Lo más grave es que en una economía mundial cada vez más basada en la minería de datos (Big Data), la mayor parte de los centros de procesamiento de estos recursos digitales (“el petróleo del siglo XXI”) se encuentran en EEUU o en jurisdicciones afines en las que se ha externalizado los servicios digitales de las grandes empresas tecnológicas estadounidenses. Los consumidores y usuarios europeos se han convertido en productores de datos a través de sus dispositivos tecnológicos y nutren de esta materia prima a los sistemas de información e inteligencia de EEUU. El hecho de que la mayoría de las licencias de software, aplicaciones móviles y servicios de mensajería online que usan los europeos sean creadas, registradas y configuradas por corporaciones tecnológicas estadounidenses (WhatsApp, Instagram, Facebook, Skype, Zoom, Teams) da cuenta del grado de vulnerabilidad e intromisión al que está sometida la población de Europa, sobre todo las generaciones más jóvenes.
Todo este conjunto de deficiencias hace que, en la práctica, los países europeos, y concretamente la Unión Europea, sean extremadamente vulnerables, tanto en el softpower, como en sus capacidades tecnológicas y digitales. Esta deficiencia cristaliza en última instancia en una dependencia financiera que imposibilita a la UE para desarrollar grandes conglomerados y consorcios empresariales capaces de competir mundialmente. La propia ortodoxia liberal del Mercado Interior y de la Comisión Europea tampoco contribuye a que las operaciones empresariales de integración vertical y horizontal puedan prosperar por sus potenciales efectos internos sobre la competencia.Esta restricción incapacita jurídicamente a las empresas europeas para que emprendan grandes fusiones e integraciones corporativas que den como resultado sinergias que aumenten la creación y protección de valor. Las políticas de defensa de la competencia (antitrust) de la Comisión Europea han conseguido efectivamente evitar monopolios en el mercado único, pero a su vez han ido propiciando una debilidad estratégica frente a las injerencias de otras potencias, sobre todo EEUU, cuyos tentáculos corporativos y bancarios han podido ir introduciéndose paulatinamente en el capital de la infraestructura económica europea.
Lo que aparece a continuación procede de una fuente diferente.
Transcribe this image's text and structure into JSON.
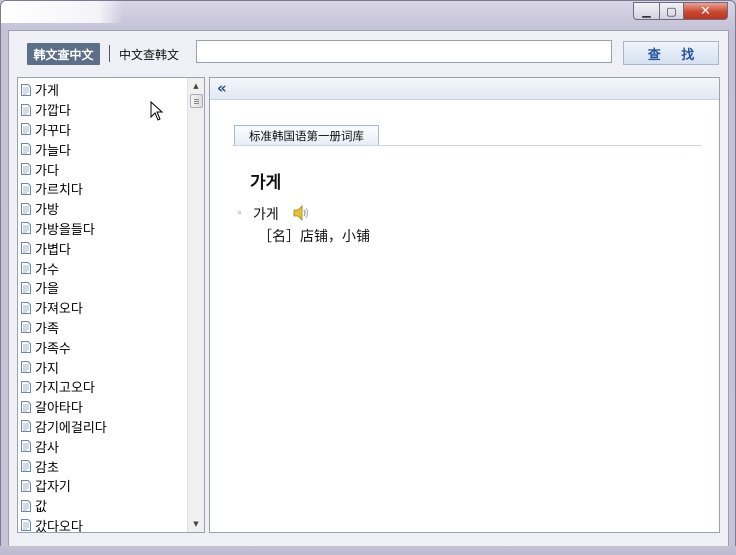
{
  "toolbar": {
    "mode_korean_to_chinese": "韩文查中文",
    "mode_chinese_to_korean": "中文查韩文",
    "search_value": "",
    "search_button": "查 找"
  },
  "word_list": [
    "가게",
    "가깝다",
    "가꾸다",
    "가늘다",
    "가다",
    "가르치다",
    "가방",
    "가방을들다",
    "가볍다",
    "가수",
    "가을",
    "가져오다",
    "가족",
    "가족수",
    "가지",
    "가지고오다",
    "갈아타다",
    "감기에걸리다",
    "감사",
    "감초",
    "갑자기",
    "값",
    "갔다오다"
  ],
  "detail": {
    "collapse_label": "«",
    "dictionary_tab": "标准韩国语第一册词库",
    "headword": "가게",
    "entry_bullet": "◦",
    "entry_word": "가게",
    "entry_definition": "［名］店铺，小铺"
  },
  "colors": {
    "active_mode_bg": "#5d6f88",
    "search_button_text": "#2a55a0",
    "close_button": "#c9472f"
  },
  "icons": {
    "list_item": "document-icon",
    "pronounce": "speaker-icon",
    "collapse": "double-chevron-left-icon"
  }
}
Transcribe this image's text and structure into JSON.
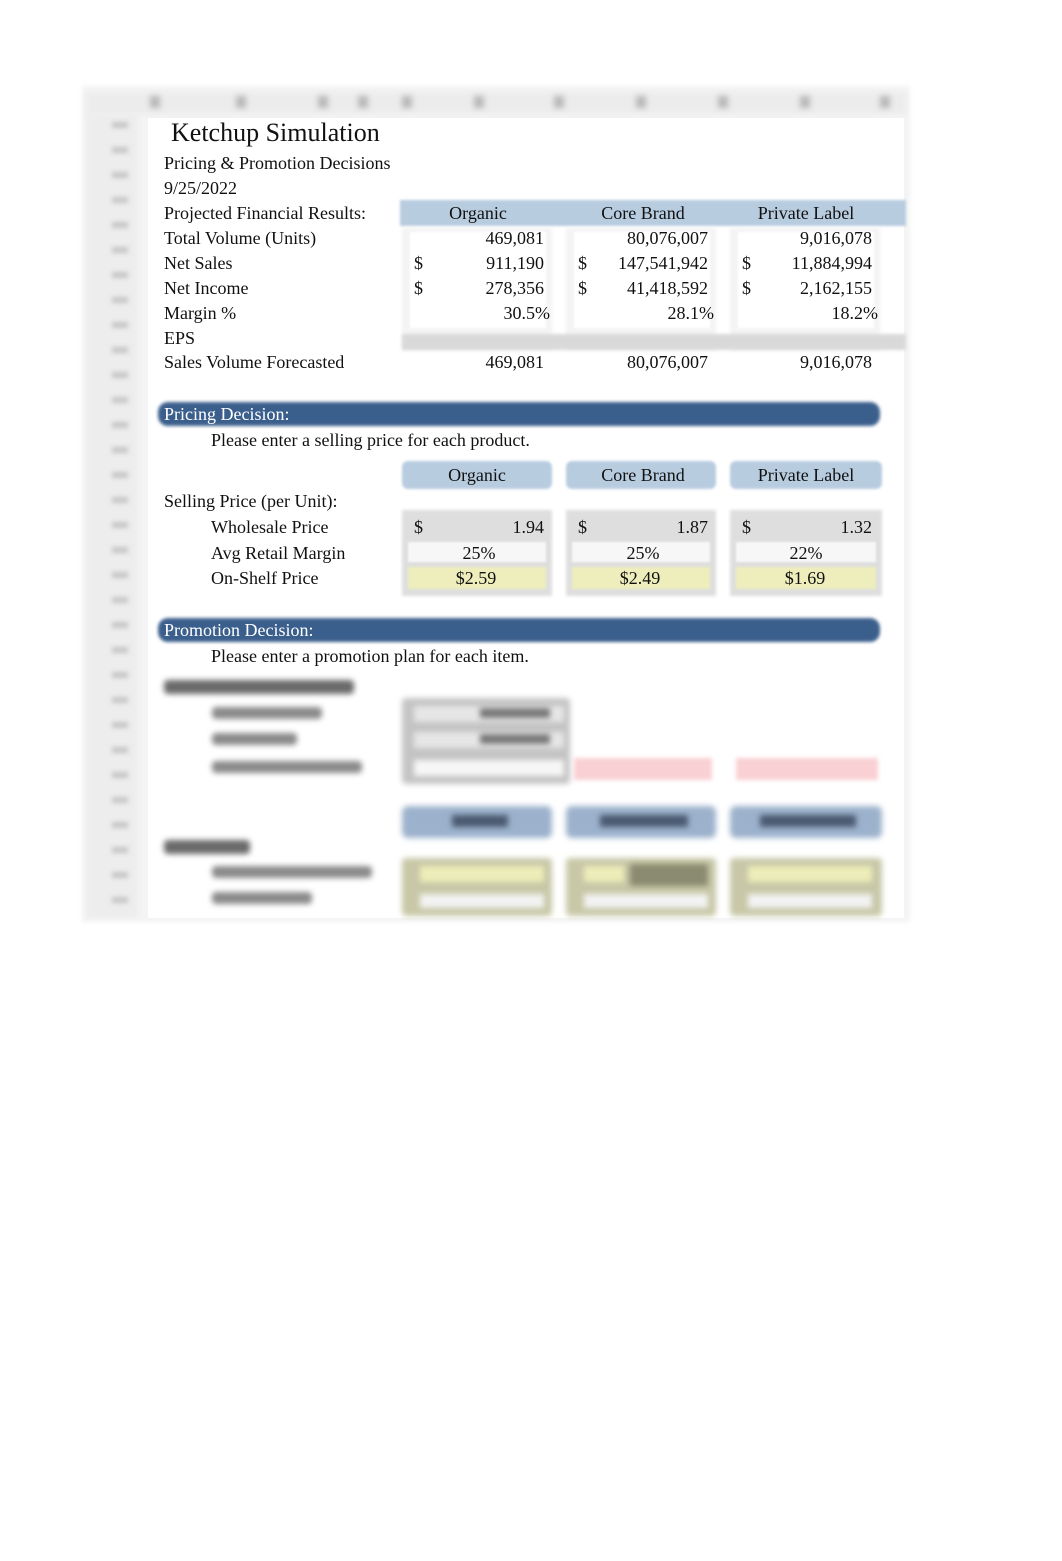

A pesar de lo que representa internacionalmente el sumatorio de las economías que la integran, la UE está dejando de ser un actor central en el mundo, cada vez menos determinante en las relaciones internacionales. En los últimos años, esta pérdida geopolítica se ha podido comprobar en repetidas ocasiones en el seno del G7, del G20 o del Foro Económico Mundial. En las últimas cumbres de dichos organismos, las instituciones europeas quedan desdibujadas y los intereses conjuntos que presumen defender son eclipsados por los mismos representantes de los gobiernos nacionales participantes. La presunta unidad europea ha devenido en una polifonía coral de intereses confusos y heterogéneos.